Positive ion EI mass spectra of 2,3,5-trisubstituted-1,5-benzothiazepines, diltiazem, clentiazem and their fat-soluble metabolites.

Abstract

Diltiazem, clentiazem and their acidic and basic metabolites extractable with tert-butyl methyl ether, which are all 2,3,5-trisubstituted-1,5-benzothiazepines, were analysed by positive ion electron ionization (PIEI) mass spectrometry, and the structures of fragment ions and their fragmentation pathways were investigated. In all the mass spectra of these compounds, b1 ions ([R1 - CH = CH - OR2]+) or b2 ions ([R1 - CH = CH - OH]+, b1 - CH2CO; R2 = COCH3) were seen as the base peaks or one of the major peaks (R1 and OR2 are the substituents at position 2 and 3, respectively).
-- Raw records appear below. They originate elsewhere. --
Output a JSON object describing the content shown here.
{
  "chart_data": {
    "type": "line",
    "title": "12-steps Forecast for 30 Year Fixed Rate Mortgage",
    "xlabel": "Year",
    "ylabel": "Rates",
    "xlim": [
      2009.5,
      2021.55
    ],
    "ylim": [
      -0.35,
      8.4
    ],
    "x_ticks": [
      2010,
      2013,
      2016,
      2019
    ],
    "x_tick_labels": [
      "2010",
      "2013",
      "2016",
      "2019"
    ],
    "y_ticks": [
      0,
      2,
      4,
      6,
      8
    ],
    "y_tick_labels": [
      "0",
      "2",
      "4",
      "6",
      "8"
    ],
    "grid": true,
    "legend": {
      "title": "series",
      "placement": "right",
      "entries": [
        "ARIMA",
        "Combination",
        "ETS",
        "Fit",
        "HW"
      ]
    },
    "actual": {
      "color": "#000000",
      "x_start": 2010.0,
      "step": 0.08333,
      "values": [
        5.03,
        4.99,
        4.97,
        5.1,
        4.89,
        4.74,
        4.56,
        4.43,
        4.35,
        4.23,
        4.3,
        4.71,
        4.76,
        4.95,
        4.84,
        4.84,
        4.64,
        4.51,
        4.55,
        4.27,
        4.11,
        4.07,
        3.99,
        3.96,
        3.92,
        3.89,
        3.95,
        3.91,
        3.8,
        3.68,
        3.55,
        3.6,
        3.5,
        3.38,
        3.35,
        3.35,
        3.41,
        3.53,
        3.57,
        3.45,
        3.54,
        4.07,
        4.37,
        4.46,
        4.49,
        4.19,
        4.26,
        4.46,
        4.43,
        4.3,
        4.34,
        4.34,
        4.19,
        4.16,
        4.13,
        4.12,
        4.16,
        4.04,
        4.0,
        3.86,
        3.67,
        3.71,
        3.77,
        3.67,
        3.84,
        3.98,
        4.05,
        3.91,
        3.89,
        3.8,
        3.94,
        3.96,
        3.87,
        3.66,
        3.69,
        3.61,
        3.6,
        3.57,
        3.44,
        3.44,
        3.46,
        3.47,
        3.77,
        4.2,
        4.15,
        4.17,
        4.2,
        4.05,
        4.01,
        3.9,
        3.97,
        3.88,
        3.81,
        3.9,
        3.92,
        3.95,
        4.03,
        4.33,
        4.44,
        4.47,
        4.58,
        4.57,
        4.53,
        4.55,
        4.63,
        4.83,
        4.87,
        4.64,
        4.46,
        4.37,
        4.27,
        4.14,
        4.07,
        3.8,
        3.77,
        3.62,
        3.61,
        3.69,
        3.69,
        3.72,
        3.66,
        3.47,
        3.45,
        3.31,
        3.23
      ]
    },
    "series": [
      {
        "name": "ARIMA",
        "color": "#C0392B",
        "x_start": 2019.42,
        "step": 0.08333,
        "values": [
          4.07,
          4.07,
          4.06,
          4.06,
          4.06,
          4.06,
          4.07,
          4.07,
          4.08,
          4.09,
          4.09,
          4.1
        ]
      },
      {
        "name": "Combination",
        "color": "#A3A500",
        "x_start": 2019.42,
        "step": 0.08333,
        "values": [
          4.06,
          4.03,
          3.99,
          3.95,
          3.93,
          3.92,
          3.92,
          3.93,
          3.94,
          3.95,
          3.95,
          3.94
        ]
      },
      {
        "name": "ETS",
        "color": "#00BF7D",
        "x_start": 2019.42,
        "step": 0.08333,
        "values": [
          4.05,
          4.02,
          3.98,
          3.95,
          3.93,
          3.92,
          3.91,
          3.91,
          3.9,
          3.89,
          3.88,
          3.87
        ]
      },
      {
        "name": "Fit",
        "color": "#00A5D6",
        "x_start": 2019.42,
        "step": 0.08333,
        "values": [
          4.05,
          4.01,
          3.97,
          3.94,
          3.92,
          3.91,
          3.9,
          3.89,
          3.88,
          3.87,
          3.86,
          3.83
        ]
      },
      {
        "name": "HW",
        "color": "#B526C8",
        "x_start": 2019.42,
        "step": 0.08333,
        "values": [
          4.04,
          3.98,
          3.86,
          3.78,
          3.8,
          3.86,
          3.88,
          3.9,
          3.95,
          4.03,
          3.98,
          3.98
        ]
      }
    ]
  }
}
These spectra varied greatly with the nature of the side-chain at position 5: in the spectra of compounds with a 5-(2-dimethylamino) ethyl group, the a1 ion, [CH2 = N(CH3)2]+, was the base peak ion; in those with a 5-(2-monomethyl-amino)ethyl group (trifluoroacetyl(TFA)-derivatives), no a1 ion peak was seen, but the a3 ion, [CH2CH2NCH3TFA]+, was one of the major peaks; in those of the derivatives bearing a 5-(2-amino) ethyl or -carboxymethyl group, no peaks indicating the structures of the side-chain group at position 5 could be seen. GC-mass chromatography using fragment ions such as the a1, a3, b1 and b2 ions enables detection of the unchanged drug and most of its metabolites obtained by extraction with organic solvents under acidic or basic conditions followed by derivatization.